Nur zwei Monate nach seiner Wiederwahl ist das ein brutaler Schlag – und eine Warnung: Die Menschen wollen nicht, dass er weitere fünf Jahre in monarchischer Manier regiert, so als sei die Nationalversammlung nur eine freundliche Organisation, um seine Vorhaben durchzuwinken. Sie fordern politische Debatten – und die wird es künftig geben. Das ist die positive Seite, die dieses Ergebnis für Frankreichs Demokratie hat: Das Parlament wird gestärkt.
Viele Menschen in Frankreich fühlen sich nicht mehr betroffen von der Politik
Erschreckend ist hingegen die geringe Wahlbeteiligung, die einmal mehr zeigt, dass sich viele Menschen in Frankreich gar nicht mehr betroffen fühlen von der Politik. Das ist auch die Schuld von Macron, der die Wahl zum Präsidenten als Blankoscheck für seine Politik sah, die im kleinen Kreis von Technokraten und, abgesehen von ihm selbst, nicht durch gewählte Volksvertreter entschieden wurde.

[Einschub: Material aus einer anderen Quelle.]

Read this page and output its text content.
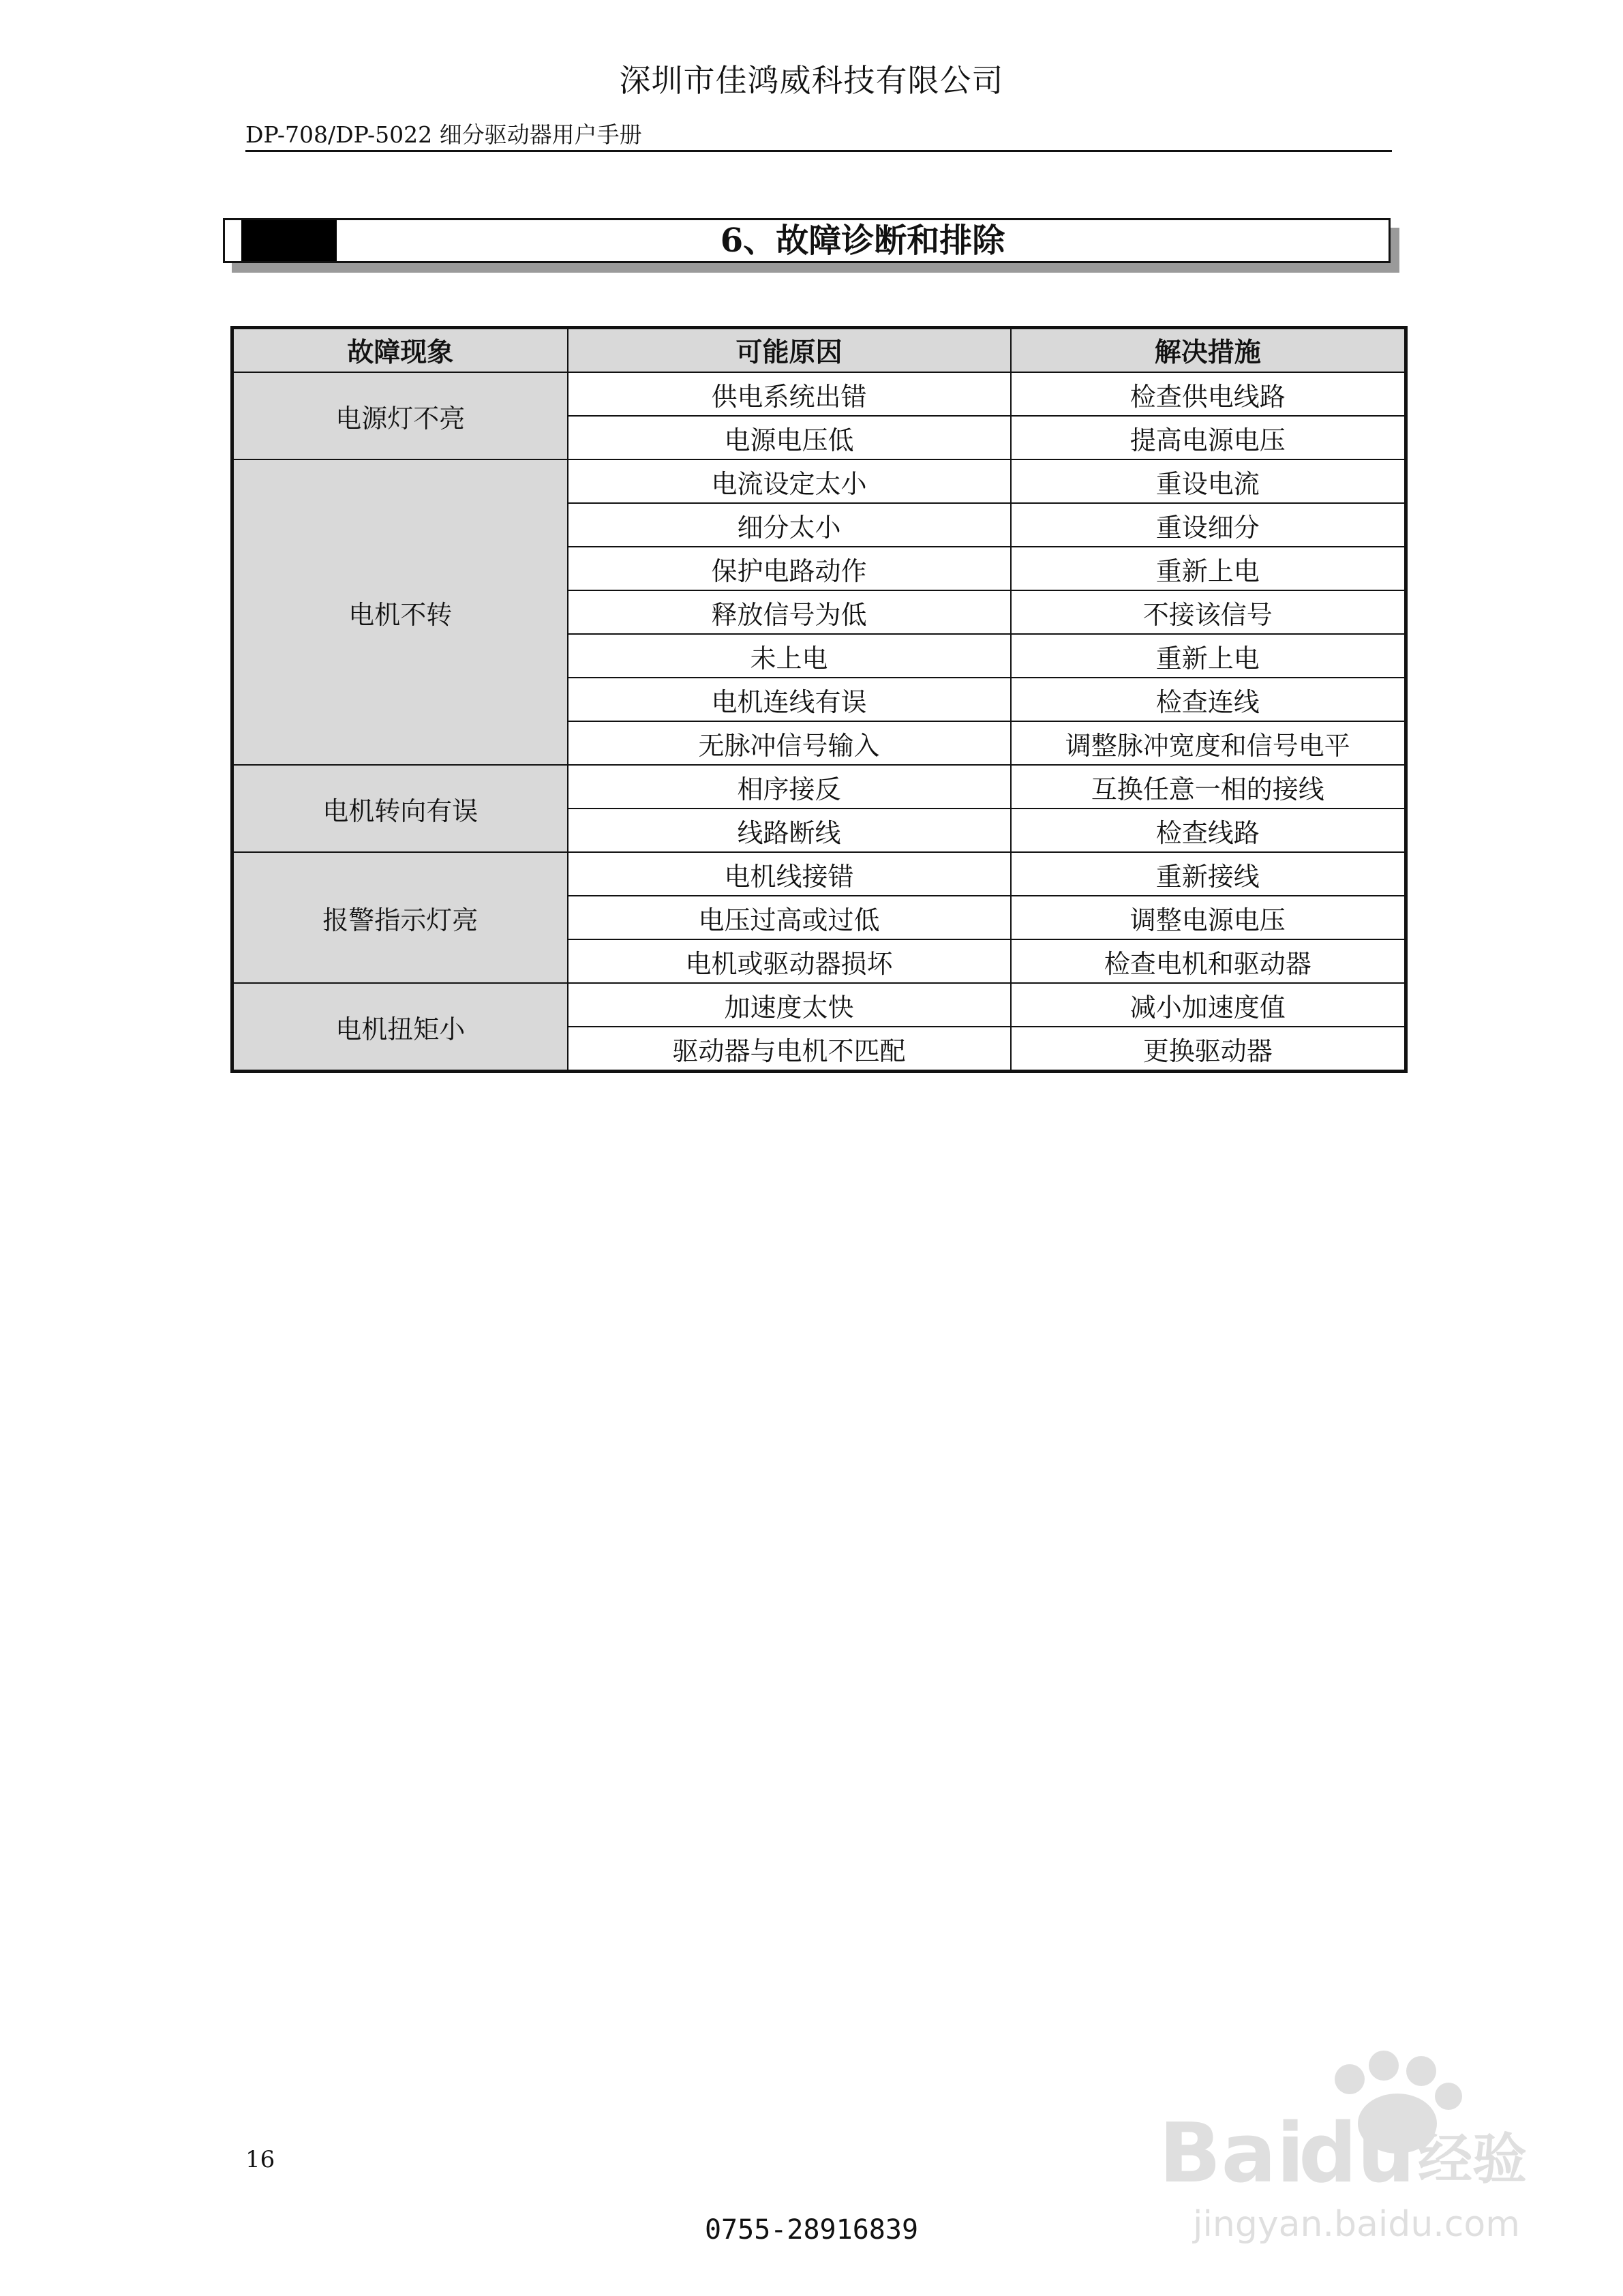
深圳市佳鸿威科技有限公司
DP-708/DP-5022 细分驱动器用户手册
6、故障诊断和排除
故障现象	可能原因	解决措施
电源灯不亮	供电系统出错	检查供电线路
	电源电压低	提高电源电压
电机不转	电流设定太小	重设电流
	细分太小	重设细分
	保护电路动作	重新上电
	释放信号为低	不接该信号
	未上电	重新上电
	电机连线有误	检查连线
	无脉冲信号输入	调整脉冲宽度和信号电平
电机转向有误	相序接反	互换任意一相的接线
	线路断线	检查线路
报警指示灯亮	电机线接错	重新接线
	电压过高或过低	调整电源电压
	电机或驱动器损坏	检查电机和驱动器
电机扭矩小	加速度太快	减小加速度值
	驱动器与电机不匹配	更换驱动器
16
0755-28916839
Bai
du 经验
jingyan.baidu.com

Neben der Linken, die als gemeinsamer Block einen Erfolg verzeichnet, stiegen vor allem die Rechtsextremen auf. Diese stellen künftig eine mächtige Fraktion in der Nationalversammlung. Schon die Präsidentschaftswahl mit einem historisch hohen Ergebnis für Marine Le Pen spiegelte wider, wie alltäglich Ausländerfeindlichkeit und Rassismus in Frankreichs Politik verankert sind. Denn darauf baut sich das Programm von Le Pens Rassemblement National auf, auch wenn sie lieber und lauter über die Kaufkraft und die Rechte des „kleinen Mannes“ redet. Ihre Strategie hat sich ausgezahlt – das ist die erschütternde Erkenntnis eines folgenreichen Wahlabends.